Search and seizure laws offer important protections to anyone suspected of or charged with a Florida drug crime or another crime. These laws set the ground rules for when police officers can stop a person on the street, pull over a car, or enter a home without a warrant. They also set strict limits on when the cops can search a person and his or her car and home. In a recent ruling, the U.S. Supreme Court bolstered the privacy expectations that are at the center of many of these protections. The justices limited police officers’ ability to search rental vehicles.The defendant was driving a rental car when police officers stopped him outside Pittsburgh. The woman who had rented the vehicle gave the defendant the keys to the car, even though his name wasn’t on the rental agreement, and he wasn’t authorized to drive the vehicle. State troopers searched the car’s trunk, where they found 49 bricks of heroin and some body armor. They turned that evidence over to federal authorities, who charged the defendant with various drug crimes.

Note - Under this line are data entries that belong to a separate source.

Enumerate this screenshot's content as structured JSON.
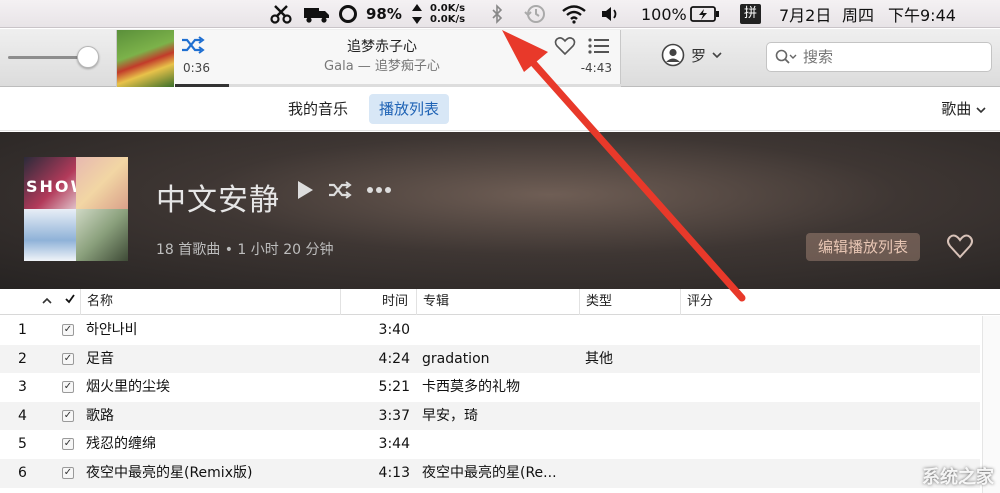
{
  "menubar": {
    "battery_ring_pct": "98%",
    "net_up": "0.0K/s",
    "net_down": "0.0K/s",
    "battery_pct": "100%",
    "input_method": "拼",
    "date": "7月2日",
    "weekday": "周四",
    "time": "下午9:44",
    "icons": [
      "scissors-icon",
      "truck-icon",
      "ring-icon",
      "updown-icon",
      "bluetooth-icon",
      "time-machine-icon",
      "wifi-icon",
      "volume-icon",
      "battery-icon"
    ]
  },
  "player": {
    "song_title": "追梦赤子心",
    "song_subtitle": "Gala — 追梦痴子心",
    "elapsed": "0:36",
    "remaining": "-4:43",
    "progress": 0.12
  },
  "user": {
    "name": "罗"
  },
  "search": {
    "placeholder": "搜索"
  },
  "nav": {
    "tabs": [
      {
        "label": "我的音乐",
        "active": false
      },
      {
        "label": "播放列表",
        "active": true
      }
    ],
    "view_dropdown": "歌曲"
  },
  "playlist": {
    "title": "中文安静",
    "meta": "18 首歌曲 • 1 小时 20 分钟",
    "edit_label": "编辑播放列表",
    "collage_text": "SHOW"
  },
  "table": {
    "columns": [
      "名称",
      "时间",
      "专辑",
      "类型",
      "评分"
    ],
    "rows": [
      {
        "num": "1",
        "name": "하얀나비",
        "time": "3:40",
        "album": "",
        "genre": ""
      },
      {
        "num": "2",
        "name": "足音",
        "time": "4:24",
        "album": "gradation",
        "genre": "其他"
      },
      {
        "num": "3",
        "name": "烟火里的尘埃",
        "time": "5:21",
        "album": "卡西莫多的礼物",
        "genre": ""
      },
      {
        "num": "4",
        "name": "歌路",
        "time": "3:37",
        "album": "早安，琦",
        "genre": ""
      },
      {
        "num": "5",
        "name": "残忍的缠绵",
        "time": "3:44",
        "album": "",
        "genre": ""
      },
      {
        "num": "6",
        "name": "夜空中最亮的星(Remix版)",
        "time": "4:13",
        "album": "夜空中最亮的星(Re...",
        "genre": ""
      }
    ]
  },
  "watermark": "系统之家",
  "colors": {
    "accent": "#1f63b5",
    "arrow": "#e8392a"
  }
}
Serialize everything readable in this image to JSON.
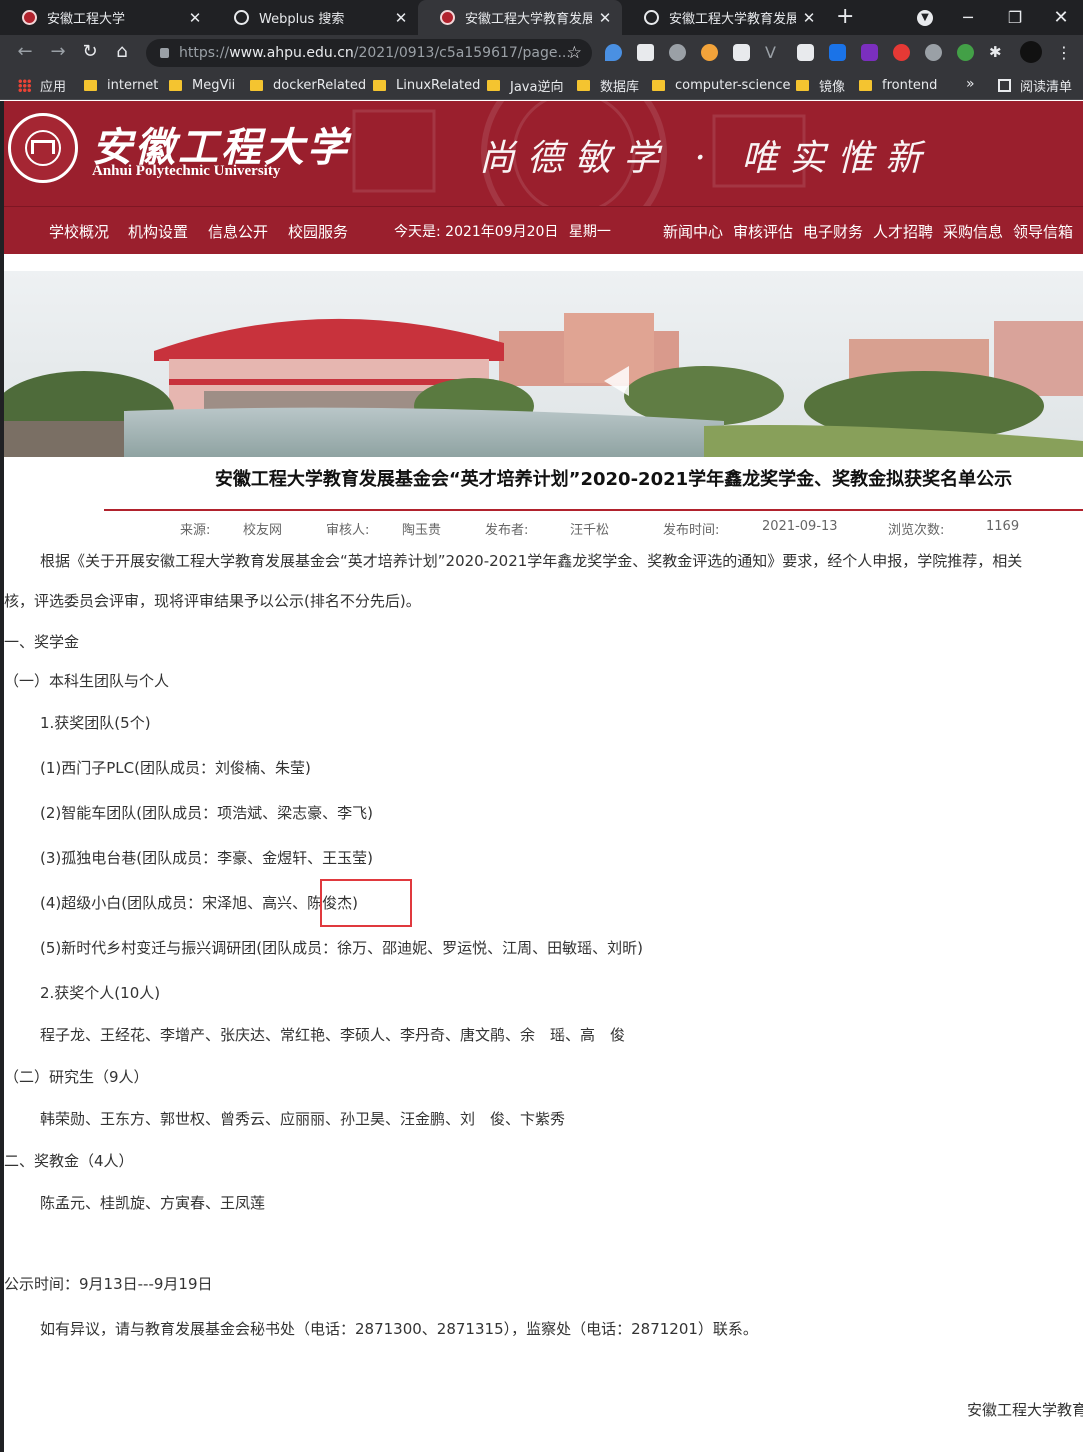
{
  "browser": {
    "tabs": [
      {
        "title": "安徽工程大学",
        "favicon": "university-favicon",
        "active": false
      },
      {
        "title": "Webplus 搜索",
        "favicon": "globe-icon",
        "active": false
      },
      {
        "title": "安徽工程大学教育发展基金",
        "favicon": "university-favicon",
        "active": true
      },
      {
        "title": "安徽工程大学教育发展基金",
        "favicon": "globe-icon",
        "active": false
      }
    ],
    "address": {
      "prefix": "https://",
      "host": "www.ahpu.edu.cn",
      "path": "/2021/0913/c5a159617/page..."
    },
    "bookmarks": [
      {
        "label": "应用",
        "kind": "apps"
      },
      {
        "label": "internet",
        "kind": "folder"
      },
      {
        "label": "MegVii",
        "kind": "folder"
      },
      {
        "label": "dockerRelated",
        "kind": "folder"
      },
      {
        "label": "LinuxRelated",
        "kind": "folder"
      },
      {
        "label": "Java逆向",
        "kind": "folder"
      },
      {
        "label": "数据库",
        "kind": "folder"
      },
      {
        "label": "computer-science",
        "kind": "folder"
      },
      {
        "label": "镜像",
        "kind": "folder"
      },
      {
        "label": "frontend",
        "kind": "folder"
      }
    ],
    "bookmarks_more": "»",
    "reading_list": "阅读清单"
  },
  "header": {
    "logo_cn": "安徽工程大学",
    "logo_en": "Anhui Polytechnic University",
    "motto": "尚德敏学 · 唯实惟新"
  },
  "nav": {
    "left": [
      "学校概况",
      "机构设置",
      "信息公开",
      "校园服务"
    ],
    "date_label": "今天是:",
    "date_value": "2021年09月20日",
    "weekday": "星期一",
    "right": [
      "新闻中心",
      "审核评估",
      "电子财务",
      "人才招聘",
      "采购信息",
      "领导信箱"
    ]
  },
  "article": {
    "title": "安徽工程大学教育发展基金会“英才培养计划”2020-2021学年鑫龙奖学金、奖教金拟获奖名单公示",
    "meta": {
      "source_label": "来源:",
      "source": "校友网",
      "reviewer_label": "审核人:",
      "reviewer": "陶玉贵",
      "publisher_label": "发布者:",
      "publisher": "汪千松",
      "date_label": "发布时间:",
      "date": "2021-09-13",
      "views_label": "浏览次数:",
      "views": "1169"
    },
    "intro_1": "根据《关于开展安徽工程大学教育发展基金会“英才培养计划”2020-2021学年鑫龙奖学金、奖教金评选的通知》要求，经个人申报，学院推荐，相关",
    "intro_2": "核，评选委员会评审，现将评审结果予以公示(排名不分先后)。",
    "sec1": "一、奖学金",
    "sec1_1": "（一）本科生团队与个人",
    "teams_heading": "1.获奖团队(5个)",
    "team_1": "(1)西门子PLC(团队成员：刘俊楠、朱莹)",
    "team_2": "(2)智能车团队(团队成员：项浩斌、梁志豪、李飞)",
    "team_3": "(3)孤独电台巷(团队成员：李豪、金煜轩、王玉莹)",
    "team_4": "(4)超级小白(团队成员：宋泽旭、高兴、陈俊杰)",
    "team_5": "(5)新时代乡村变迁与振兴调研团(团队成员：徐万、邵迪妮、罗运悦、江周、田敏瑶、刘昕)",
    "indiv_heading": "2.获奖个人(10人)",
    "indiv_names": "程子龙、王经花、李增产、张庆达、常红艳、李硕人、李丹奇、唐文鹃、余　瑶、高　俊",
    "sec1_2": "（二）研究生（9人）",
    "grad_names": "韩荣勋、王东方、郭世权、曾秀云、应丽丽、孙卫昊、汪金鹏、刘　俊、卞紫秀",
    "sec2": "二、奖教金（4人）",
    "teacher_names": "陈孟元、桂凯旋、方寅春、王凤莲",
    "period": "公示时间：9月13日---9月19日",
    "contact": "如有异议，请与教育发展基金会秘书处（电话：2871300、2871315），监察处（电话：2871201）联系。",
    "signature": "安徽工程大学教育"
  },
  "colors": {
    "brand": "#9a1f2d",
    "title_rule": "#b1222d",
    "highlight": "#e0393e",
    "chrome_dark": "#202124",
    "chrome_bar": "#35363a"
  }
}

A federal district court and the U.S. Court of Appeals for the Third Circuit rejected the defendant’s argument that the evidence should be excluded at trial because it was obtained in an unlawful search. But the Supreme Court eventually sided with the defendant.
“The mere fact that a driver in lawful possession or control of a rental car is not listed on the rental agreement will not defeat his or her otherwise reasonable expectation of privacy,” the justices explained in a unanimous decision.